Già, perché in Europa quella era l’epoca delle dittature, in tutta l’Europa, tranne poche, pochissime eccezioni, da ovest a est e da nord a sud. Vogliamo provare a farne un breve inventario? Bene, procediamo da ovest a est: Spagna (la dittatura franchista, e prima quella del generale Miguel Primo de Rivera); Portogallo (l’Estado Novo di Salazar, dopo varie “dittature tecniche”); Germania (basta la parola); Austria (lo Stato Corporativo Cristiano di Dollfuss); Ungheria (la Reggenza dell’ammiraglio Horthy); Jugoslavia (la dittatura regia di Alessandro Karadjordjevic); Albania (la repubblica e poi il regno di Zog); Bulgaria (il cosiddetto “monarcofascismo” di Boris III; Romania (il dispotismo “carlista” di Carol II e poi la dittatura del Conducator Antonescu); Polonia (il regime “dei colonnelli” del maresciallo Pilsudski e poi del colonnello Beck); Lituania (dittatura di Antanas Smetona); Lettonia (dittatura di Karlis Ulmanis); Estonia (dittatura di Konstantin Päts). E si potrebbe continuare con la Francia di Vichy e con gli Stati successori di Cecoslovacchia e Jugoslavia, per tacere del regime kemalista in Turchia. E infine la Russia comunista: anche qui – come per la Germania nazionalsocialista – basta la parola.

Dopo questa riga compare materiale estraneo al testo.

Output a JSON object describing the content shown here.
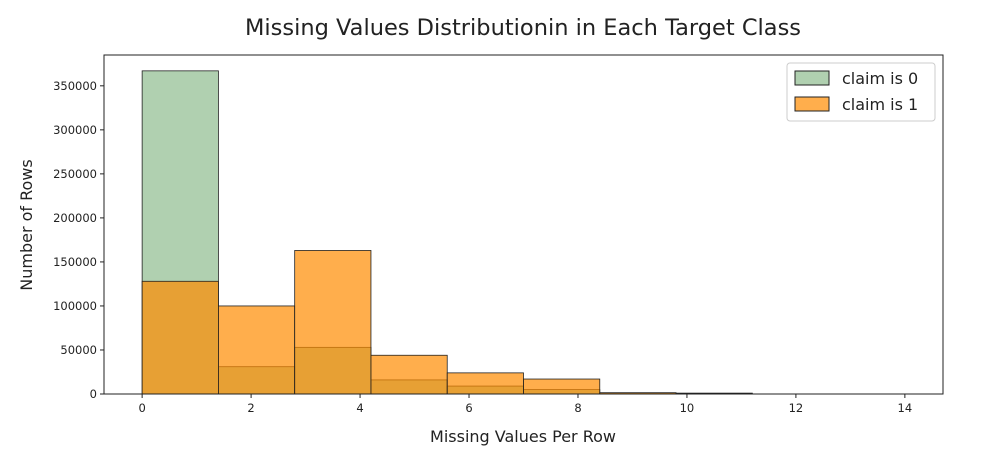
{
  "chart_data": {
    "type": "bar",
    "title": "Missing Values Distributionin in Each Target Class",
    "xlabel": "Missing Values Per Row",
    "ylabel": "Number of Rows",
    "xlim": [
      -0.7,
      14.7
    ],
    "ylim": [
      0,
      385000
    ],
    "x_ticks": [
      0,
      2,
      4,
      6,
      8,
      10,
      12,
      14
    ],
    "y_ticks": [
      0,
      50000,
      100000,
      150000,
      200000,
      250000,
      300000,
      350000
    ],
    "bin_edges": [
      0,
      1.4,
      2.8,
      4.2,
      5.6,
      7.0,
      8.4,
      9.8,
      11.2,
      12.6,
      14.0
    ],
    "series": [
      {
        "name": "claim is 0",
        "color": "#8fbc8f",
        "edge_color": "#222222",
        "alpha": 0.7,
        "values": [
          367000,
          31000,
          53000,
          16000,
          9000,
          5000,
          1200,
          400,
          0,
          0
        ]
      },
      {
        "name": "claim is 1",
        "color": "#ff8c00",
        "edge_color": "#222222",
        "alpha": 0.7,
        "values": [
          128000,
          100000,
          163000,
          44000,
          24000,
          17000,
          1500,
          1000,
          0,
          0
        ]
      }
    ],
    "legend_position": "top-right",
    "grid": false
  }
}
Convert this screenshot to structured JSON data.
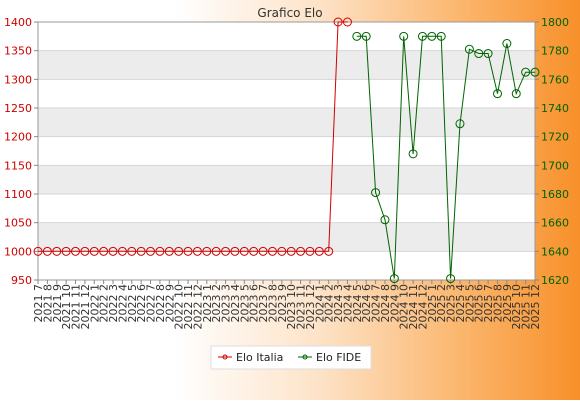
{
  "chart_data": {
    "type": "line",
    "title": "Grafico Elo",
    "xlabel": "",
    "categories": [
      "2021 7",
      "2021 8",
      "2021 9",
      "2021 10",
      "2021 11",
      "2021 12",
      "2022 1",
      "2022 2",
      "2022 3",
      "2022 4",
      "2022 5",
      "2022 6",
      "2022 7",
      "2022 8",
      "2022 9",
      "2022 10",
      "2022 11",
      "2022 12",
      "2023 1",
      "2023 2",
      "2023 3",
      "2023 4",
      "2023 5",
      "2023 6",
      "2023 7",
      "2023 8",
      "2023 9",
      "2023 10",
      "2023 11",
      "2023 12",
      "2024 1",
      "2024 2",
      "2024 3",
      "2024 4",
      "2024 5",
      "2024 6",
      "2024 7",
      "2024 8",
      "2024 9",
      "2024 10",
      "2024 11",
      "2024 12",
      "2025 1",
      "2025 2",
      "2025 3",
      "2025 4",
      "2025 5",
      "2025 6",
      "2025 7",
      "2025 8",
      "2025 9",
      "2025 10",
      "2025 11",
      "2025 12"
    ],
    "y_left": {
      "min": 950,
      "max": 1400,
      "ticks": [
        950,
        1000,
        1050,
        1100,
        1150,
        1200,
        1250,
        1300,
        1350,
        1400
      ]
    },
    "y_right": {
      "min": 1620,
      "max": 1800,
      "ticks": [
        1620,
        1640,
        1660,
        1680,
        1700,
        1720,
        1740,
        1760,
        1780,
        1800
      ]
    },
    "series": [
      {
        "name": "Elo Italia",
        "axis": "left",
        "color": "#d00000",
        "values": [
          1000,
          1000,
          1000,
          1000,
          1000,
          1000,
          1000,
          1000,
          1000,
          1000,
          1000,
          1000,
          1000,
          1000,
          1000,
          1000,
          1000,
          1000,
          1000,
          1000,
          1000,
          1000,
          1000,
          1000,
          1000,
          1000,
          1000,
          1000,
          1000,
          1000,
          1000,
          1000,
          1400,
          1400,
          null,
          null,
          null,
          null,
          null,
          null,
          null,
          null,
          null,
          null,
          null,
          null,
          null,
          null,
          null,
          null,
          null,
          null,
          null,
          null
        ]
      },
      {
        "name": "Elo FIDE",
        "axis": "right",
        "color": "#006400",
        "values": [
          null,
          null,
          null,
          null,
          null,
          null,
          null,
          null,
          null,
          null,
          null,
          null,
          null,
          null,
          null,
          null,
          null,
          null,
          null,
          null,
          null,
          null,
          null,
          null,
          null,
          null,
          null,
          null,
          null,
          null,
          null,
          null,
          null,
          null,
          1790,
          1790,
          1681,
          1662,
          1621,
          1790,
          1708,
          1790,
          1790,
          1790,
          1621,
          1729,
          1781,
          1778,
          1778,
          1750,
          1785,
          1750,
          1765,
          1765
        ]
      }
    ],
    "grid": true,
    "grid_bands": true,
    "legend_position": "bottom-center"
  }
}
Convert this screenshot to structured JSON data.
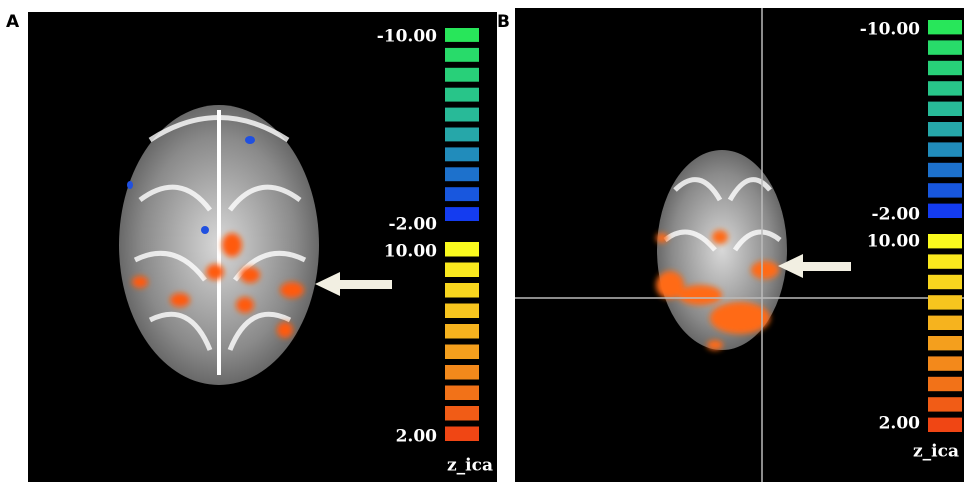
{
  "panels": [
    {
      "label": "A",
      "scale": {
        "neg_max": "-10.00",
        "neg_min": "-2.00",
        "pos_max": "10.00",
        "pos_min": "2.00",
        "name": "z_ica"
      }
    },
    {
      "label": "B",
      "scale": {
        "neg_max": "-10.00",
        "neg_min": "-2.00",
        "pos_max": "10.00",
        "pos_min": "2.00",
        "name": "z_ica"
      }
    }
  ]
}
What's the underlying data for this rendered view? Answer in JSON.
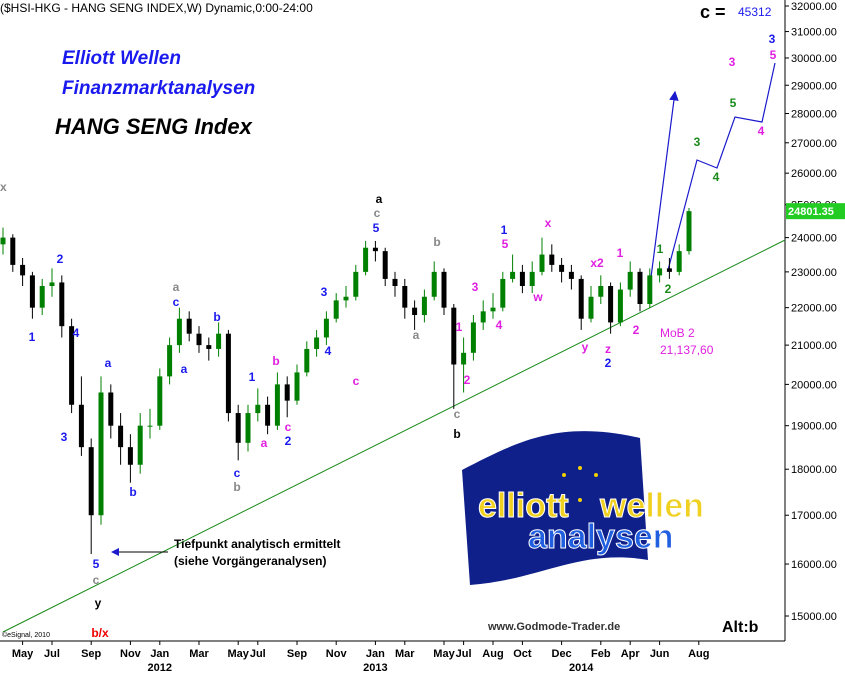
{
  "chart_data": {
    "type": "candlestick",
    "header": "($HSI-HKG - HANG SENG INDEX,W) Dynamic,0:00-24:00",
    "brand_line1": "Elliott Wellen",
    "brand_line2": "Finanzmarktanalysen",
    "title": "HANG SENG Index",
    "target": {
      "label": "c =",
      "value": 45312
    },
    "mob_label": "MoB 2",
    "mob_value": "21,137,60",
    "note_line1": "Tiefpunkt analytisch ermittelt",
    "note_line2": "(siehe Vorgängeranalysen)",
    "website": "www.Godmode-Trader.de",
    "alt": "Alt:b",
    "copyright": "©eSignal, 2010",
    "corner_mark": "x",
    "logo": [
      "elliott",
      "wellen",
      "analysen"
    ],
    "log_scale": true,
    "up_color": "#008000",
    "down_color": "#000000",
    "categories": [
      null,
      null,
      "May",
      null,
      null,
      "Jul",
      null,
      null,
      null,
      "Sep",
      null,
      null,
      null,
      "Nov",
      null,
      null,
      "Jan",
      null,
      null,
      null,
      "Mar",
      null,
      null,
      null,
      "May",
      null,
      "Jul",
      null,
      null,
      null,
      "Sep",
      null,
      null,
      null,
      "Nov",
      null,
      null,
      null,
      "Jan",
      null,
      null,
      "Mar",
      null,
      null,
      null,
      "May",
      null,
      "Jul",
      null,
      null,
      "Aug",
      null,
      null,
      "Oct",
      null,
      null,
      null,
      "Dec",
      null,
      null,
      null,
      "Feb",
      null,
      null,
      "Apr",
      null,
      null,
      "Jun",
      null,
      null,
      null,
      "Aug"
    ],
    "year_labels": [
      {
        "value": 16,
        "label": "2012"
      },
      {
        "value": 38,
        "label": "2013"
      },
      {
        "value": 59,
        "label": "2014"
      }
    ],
    "open": [
      23800,
      24000,
      23200,
      22900,
      22000,
      22600,
      22700,
      21500,
      19500,
      18500,
      17000,
      19800,
      19000,
      18500,
      18100,
      19000,
      19000,
      20200,
      21000,
      21700,
      21300,
      21000,
      20900,
      21300,
      19300,
      18600,
      19300,
      19500,
      19000,
      20000,
      19600,
      20300,
      20900,
      21200,
      21700,
      22200,
      22300,
      23000,
      23700,
      23600,
      22800,
      22600,
      22000,
      21800,
      22300,
      23000,
      22000,
      20500,
      20800,
      21600,
      21900,
      22000,
      22800,
      23000,
      22600,
      23000,
      23500,
      23200,
      23000,
      22800,
      21700,
      22300,
      22600,
      21600,
      22500,
      23000,
      22100,
      22900,
      23100,
      23000,
      23600,
      null
    ],
    "high": [
      24300,
      24100,
      23400,
      23000,
      22800,
      23100,
      22900,
      21700,
      20200,
      18700,
      20200,
      20000,
      19300,
      18800,
      19300,
      19400,
      20400,
      21200,
      22000,
      21900,
      21500,
      21200,
      21600,
      21400,
      19500,
      19500,
      19900,
      19700,
      20300,
      20200,
      20500,
      21100,
      21400,
      21900,
      22400,
      22600,
      23200,
      23900,
      23900,
      23700,
      23000,
      22800,
      22200,
      22500,
      23300,
      23100,
      22100,
      21200,
      21800,
      22200,
      22400,
      23000,
      23500,
      23200,
      23300,
      24000,
      23800,
      23400,
      23200,
      22900,
      22600,
      22900,
      22700,
      22700,
      23300,
      23100,
      23100,
      23300,
      23400,
      23800,
      24900,
      null
    ],
    "low": [
      23500,
      23000,
      22600,
      21700,
      21800,
      22300,
      21200,
      19300,
      18300,
      16200,
      16800,
      18700,
      18100,
      17700,
      17900,
      18700,
      18900,
      20000,
      20800,
      21100,
      20800,
      20600,
      20700,
      19100,
      18200,
      18400,
      19100,
      18800,
      18900,
      19200,
      19500,
      20200,
      20700,
      21000,
      21600,
      22000,
      22200,
      22900,
      23300,
      22600,
      22300,
      21700,
      21400,
      21600,
      22200,
      21800,
      19400,
      19800,
      20600,
      21400,
      21700,
      21900,
      22700,
      22400,
      22400,
      22900,
      23000,
      22700,
      22500,
      21400,
      21600,
      22100,
      21300,
      21500,
      22300,
      21900,
      22000,
      22700,
      22800,
      22900,
      23500,
      null
    ],
    "close": [
      24000,
      23200,
      22900,
      22000,
      22600,
      22700,
      21500,
      19500,
      18500,
      17000,
      19800,
      19000,
      18500,
      18100,
      19000,
      19000,
      20200,
      21000,
      21700,
      21300,
      21000,
      20900,
      21300,
      19300,
      18600,
      19300,
      19500,
      19000,
      20000,
      19600,
      20300,
      20900,
      21200,
      21700,
      22200,
      22300,
      23000,
      23700,
      23600,
      22800,
      22600,
      22000,
      21800,
      22300,
      23000,
      22000,
      20500,
      20800,
      21600,
      21900,
      22000,
      22800,
      23000,
      22600,
      23000,
      23500,
      23200,
      23000,
      22800,
      21700,
      22300,
      22600,
      21600,
      22500,
      23000,
      22100,
      22900,
      23100,
      23000,
      23600,
      24801.35,
      null
    ],
    "ylim": [
      15000,
      32000
    ],
    "yticks": [
      {
        "value": 15000,
        "label": "15000.00"
      },
      {
        "value": 16000,
        "label": "16000.00"
      },
      {
        "value": 17000,
        "label": "17000.00"
      },
      {
        "value": 18000,
        "label": "18000.00"
      },
      {
        "value": 19000,
        "label": "19000.00"
      },
      {
        "value": 20000,
        "label": "20000.00"
      },
      {
        "value": 21000,
        "label": "21000.00"
      },
      {
        "value": 22000,
        "label": "22000.00"
      },
      {
        "value": 23000,
        "label": "23000.00"
      },
      {
        "value": 24000,
        "label": "24000.00"
      },
      {
        "value": 25000,
        "label": "25000.00"
      },
      {
        "value": 26000,
        "label": "26000.00"
      },
      {
        "value": 27000,
        "label": "27000.00"
      },
      {
        "value": 28000,
        "label": "28000.00"
      },
      {
        "value": 29000,
        "label": "29000.00"
      },
      {
        "value": 30000,
        "label": "30000.00"
      },
      {
        "value": 31000,
        "label": "31000.00"
      },
      {
        "value": 32000,
        "label": "32000.00"
      }
    ],
    "wave_labels": [
      "2",
      "1",
      "4",
      "3",
      "5",
      "c",
      "y",
      "b/x",
      "a",
      "b",
      "a",
      "c",
      "a",
      "b",
      "c",
      "b",
      "1",
      "b",
      "a",
      "c",
      "2",
      "c",
      "3",
      "4",
      "a",
      "c",
      "5",
      "a",
      "b",
      "1",
      "2",
      "c",
      "b",
      "3",
      "4",
      "1",
      "5",
      "x",
      "w",
      "x2",
      "1",
      "y",
      "z",
      "2",
      "2",
      "1",
      "2",
      "3",
      "4",
      "3",
      "5",
      "4",
      "3",
      "5"
    ]
  }
}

Una donna anziana mostra “Il manifesto di Ventotene” alla manifestazione ”Una piazza per l’Europa” a Piazza del Popolo, Roma, 15 Marzo 2025. ANSA/GIUSEPPE LAMI.

Ecco, questa era l’Europa degli anni ’30 e ’40. Come meravigliarsi che anche in Italia vi fosse una dittatura? E una dittatura, peraltro,  “all’italiana”, senza rastrellamenti, senza esecuzioni sommarie, senza gli eccessi di altri paesi. Una dittatura – mi ripeto – che mandava gli avversari al confino, non nei lager o nei gulag. Decisamente – e lo dico senza ironia – hanno pienamente ragione le sinistre: bisogna contestualizzare i fatti. Ma, mi raccomando, senza colpevoli dimenticanze.